As we'd arranged, I loaded Dean in the Malibu to take him to another shooting site, the place behind some old buildings opposite the Sonic where the shooter had hidden on the night poor Heather Kinman had been killed. I turned into the service alley behind the old stores and parked behind Patsy's Cleaners, which had moved to a new and more convenient location fifteen years ago. Between the cleaners and the dilapidated and long-empty Louisiana Feed and Seed, a narrow gap afforded a great view of the Sonic. The drive-in restaurant was closed for the night but still bright with light. Since the Sonic was on the town's main drag, there were lights up and down the street, and I could actually see pretty well in the areas where the structures allowed light to go; unfortunately, that made the shadows impenetrable.
Again, the bloodhound worked the area, paying particular interest to the weedy strip of ground between the two old stores, a strip so narrow it was no more than a gap wide enough for one person. He seemed pretty excited at some particular scent he found. I was excited, too, hoping that he'd found something we could translate into evidence for the police.
Suddenly Dean let out a "Whoof!" and raised his head to look past me. He was certainly focusing on something, or someone. Almost unwillingly, I turned to see. Andy Bellefleur stood at the point where the service alley crossed the gap between the buildings. Only his face and upper torso were in the light.
"Jesus Christ, Shepherd of Judea! Andy, you scared the hell out of me!" If I hadn't been watching the dog so intently, I would've sensed him coming. The stakeout, dammit. I should have remembered.
"What are you doing here, Sookie? Where'd you get the dog?"
I couldn't think of a single answer that would sound plausible. "It seemed worth a try to see if a trained dog could pick up a single scent from the places where the shooter stood," I said. Dean leaned against my legs, panting and slobbering.
"So when did you get on the parish payroll?" Andy asked conversationally. "I didn't realize you'd been hired as an investigator."
Okay, this wasn't going well.
"Andy, if you'll move out of the way, me and the dog'll just get back into my car, and we'll drive away, and you won't have to be mad at me anymore." He was plenty mad, and he was determined to have it out with me, whatever that entailed.
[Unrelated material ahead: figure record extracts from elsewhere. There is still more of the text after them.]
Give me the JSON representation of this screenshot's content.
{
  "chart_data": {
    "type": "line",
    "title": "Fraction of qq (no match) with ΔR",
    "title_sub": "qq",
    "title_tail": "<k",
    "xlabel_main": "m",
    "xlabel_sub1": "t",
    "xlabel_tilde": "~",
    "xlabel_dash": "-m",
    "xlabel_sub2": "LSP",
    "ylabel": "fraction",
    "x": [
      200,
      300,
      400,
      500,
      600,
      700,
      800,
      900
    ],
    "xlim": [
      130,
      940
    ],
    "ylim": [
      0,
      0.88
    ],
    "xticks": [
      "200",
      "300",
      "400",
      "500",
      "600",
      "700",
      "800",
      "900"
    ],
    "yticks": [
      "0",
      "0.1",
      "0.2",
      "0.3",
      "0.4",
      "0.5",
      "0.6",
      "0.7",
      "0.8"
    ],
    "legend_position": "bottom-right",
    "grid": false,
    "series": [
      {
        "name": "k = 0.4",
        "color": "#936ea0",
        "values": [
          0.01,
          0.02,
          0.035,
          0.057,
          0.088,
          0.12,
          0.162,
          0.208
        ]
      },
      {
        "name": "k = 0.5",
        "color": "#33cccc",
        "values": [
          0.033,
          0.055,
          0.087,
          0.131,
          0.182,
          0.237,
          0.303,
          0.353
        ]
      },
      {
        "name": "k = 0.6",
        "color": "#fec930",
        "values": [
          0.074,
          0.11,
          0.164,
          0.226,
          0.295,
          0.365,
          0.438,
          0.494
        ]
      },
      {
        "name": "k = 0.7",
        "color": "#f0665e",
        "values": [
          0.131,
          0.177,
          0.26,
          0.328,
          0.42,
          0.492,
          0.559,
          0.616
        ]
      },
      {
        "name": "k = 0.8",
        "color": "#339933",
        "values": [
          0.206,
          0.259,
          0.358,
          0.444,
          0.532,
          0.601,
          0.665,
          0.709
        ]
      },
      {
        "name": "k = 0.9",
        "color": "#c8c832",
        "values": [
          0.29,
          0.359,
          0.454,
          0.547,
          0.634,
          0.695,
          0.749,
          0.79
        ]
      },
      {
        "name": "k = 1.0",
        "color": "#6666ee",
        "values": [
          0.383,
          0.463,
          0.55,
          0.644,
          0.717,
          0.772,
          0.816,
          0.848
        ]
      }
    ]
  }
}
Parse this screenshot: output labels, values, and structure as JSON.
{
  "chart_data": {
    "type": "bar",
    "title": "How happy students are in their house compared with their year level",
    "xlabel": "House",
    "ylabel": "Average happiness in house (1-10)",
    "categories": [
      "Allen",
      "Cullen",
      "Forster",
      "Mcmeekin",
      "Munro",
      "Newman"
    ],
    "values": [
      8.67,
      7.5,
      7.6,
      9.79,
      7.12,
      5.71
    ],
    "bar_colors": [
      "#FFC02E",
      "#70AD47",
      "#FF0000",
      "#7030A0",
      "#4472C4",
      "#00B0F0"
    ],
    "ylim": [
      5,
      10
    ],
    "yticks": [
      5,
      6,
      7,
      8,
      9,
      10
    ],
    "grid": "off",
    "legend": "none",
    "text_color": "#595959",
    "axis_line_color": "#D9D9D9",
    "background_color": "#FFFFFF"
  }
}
Andy wanted to get the world realigned, with facts he knew forming the tracks it should run on. I didn't fit in that world. I wouldn't run on those tracks. I could read his mind, and I didn't like what I was hearing.
I realized, too late, that Andy'd had one drink too many during the conference at the bar. He'd had enough to remove his usual constraints.
"You shouldn't be in our town, Sookie," he said.
"I have as much right to be here as you, Andy Bellefleur."
"You're a genetic fluke or something. Your grandmother was a real nice woman, and people tell me your dad and mom were good people. What happened to you and Jason?"
"I don't think there's much wrong with me and Jason, Andy," I said calmly, but his words stung like fire ants. "I think we're regular people, no better and no worse than you and Portia."
Andy actually snorted.
Suddenly the bloodhound's side, pressed against my legs, began to vibrate. Dean was growling almost inaudibly. But he wasn't looking at Andy. The hound's heavy head was turned in another direction, toward the dark shadows of the other end of the alley. Another live mind: a human. Not a regular human, though.
"Andy," I said. My whisper pierced his self-absorption. "You armed?"